Evolution of a salt marsh in the southeastern North Sea region – Anthropogenic and natural forcing


Salt-marsh sediments of the southeastern North Sea provide an archive to unravel the influences of coastal management and natural processes such as storm-tide deposition on salt-marsh development. We present a record of salt-marsh evolution during the past century from the Bay of Tümlau (northwestern Germany) based on fossil foraminiferal assemblages and sedimentological data. After diking the hinterland of the Bay of Tümlau in 1935 CE and commencing marsh management, the environment at the study site changed from a tidal flat to a salt marsh. Salt-marsh sediment accretion is influenced by recurrent dredging events, as indicated by layers rich in calcareous tidal-flat foraminifera, and redeposition of siliciclastic particles from the surrounding tidal flats during storm tides. The latter fostered the establishment of a typical salt-marsh foraminiferal fauna dominated by the agglutinating species Entzia macrescens. Storm-tide layers have a lighter sediment color and commonly a more negatively skewed grain-size distribution with variable sorting.
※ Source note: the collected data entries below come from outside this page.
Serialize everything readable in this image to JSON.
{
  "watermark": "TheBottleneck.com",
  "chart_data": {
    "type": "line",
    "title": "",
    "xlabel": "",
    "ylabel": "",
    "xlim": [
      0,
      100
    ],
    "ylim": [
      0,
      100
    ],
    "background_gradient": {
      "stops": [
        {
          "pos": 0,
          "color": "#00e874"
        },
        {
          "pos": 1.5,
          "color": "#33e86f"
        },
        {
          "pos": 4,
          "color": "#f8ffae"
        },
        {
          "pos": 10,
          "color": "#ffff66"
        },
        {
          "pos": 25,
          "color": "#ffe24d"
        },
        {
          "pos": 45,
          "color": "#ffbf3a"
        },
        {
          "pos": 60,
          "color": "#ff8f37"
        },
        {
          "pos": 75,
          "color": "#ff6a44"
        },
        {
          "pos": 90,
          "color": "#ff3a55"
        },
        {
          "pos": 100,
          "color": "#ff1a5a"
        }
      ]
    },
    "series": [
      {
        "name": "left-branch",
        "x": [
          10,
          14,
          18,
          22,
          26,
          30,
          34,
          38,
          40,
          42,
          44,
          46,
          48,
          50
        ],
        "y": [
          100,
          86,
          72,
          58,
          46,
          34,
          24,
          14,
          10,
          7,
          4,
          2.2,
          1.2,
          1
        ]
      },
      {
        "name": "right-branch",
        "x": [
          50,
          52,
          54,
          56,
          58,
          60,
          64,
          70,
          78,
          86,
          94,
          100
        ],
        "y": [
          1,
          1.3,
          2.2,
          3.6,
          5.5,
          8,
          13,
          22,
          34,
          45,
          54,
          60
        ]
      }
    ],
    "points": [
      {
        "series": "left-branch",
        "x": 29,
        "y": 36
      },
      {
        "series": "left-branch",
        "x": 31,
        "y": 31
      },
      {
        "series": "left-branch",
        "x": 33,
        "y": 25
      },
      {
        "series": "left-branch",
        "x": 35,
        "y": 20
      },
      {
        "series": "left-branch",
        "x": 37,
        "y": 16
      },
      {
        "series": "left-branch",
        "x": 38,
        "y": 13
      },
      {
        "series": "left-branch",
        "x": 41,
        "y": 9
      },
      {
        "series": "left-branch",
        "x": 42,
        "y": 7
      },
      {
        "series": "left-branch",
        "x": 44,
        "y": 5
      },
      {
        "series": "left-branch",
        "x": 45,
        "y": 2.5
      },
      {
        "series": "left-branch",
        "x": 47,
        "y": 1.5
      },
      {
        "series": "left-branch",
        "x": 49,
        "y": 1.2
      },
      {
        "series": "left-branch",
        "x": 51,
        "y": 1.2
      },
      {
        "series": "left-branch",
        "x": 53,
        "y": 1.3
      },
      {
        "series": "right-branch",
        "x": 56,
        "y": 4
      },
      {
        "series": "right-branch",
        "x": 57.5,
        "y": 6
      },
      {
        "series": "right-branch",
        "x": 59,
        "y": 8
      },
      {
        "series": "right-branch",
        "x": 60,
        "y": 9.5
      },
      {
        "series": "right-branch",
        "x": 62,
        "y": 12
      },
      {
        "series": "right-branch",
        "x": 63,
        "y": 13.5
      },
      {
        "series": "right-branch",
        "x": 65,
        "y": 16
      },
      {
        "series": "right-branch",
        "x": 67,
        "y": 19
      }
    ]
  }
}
The observed long-term coarsening of the salt-marsh sediment likely reflects the landward progression of the vertical erosional cliff and the depletion of fine-grained sediment particles in the tidal flats under the influence of sea-level rise. Supra-tidal conditions, resulting from natural protection measures and abandonment of dredging, are indicated by the occurrence of Balticammina pseudomacrescens around 2001 CE. This species is adapted to only occasional submergence during storm tides. The recent increase in elevation is accompanied by establishment of high-marsh vegetation and characterized by a present height of the marsh surface 50 cm above mean high water springs. During the past sixty years, average sediment accretion rates decreased from 18 to 11 mm yr−1 reflecting the maturing of the salt marsh. These rates clearly outpace the recent mean sea-level rise in the southern North Sea demonstrating that the regional salt marshes are still resilient to sea-level rise.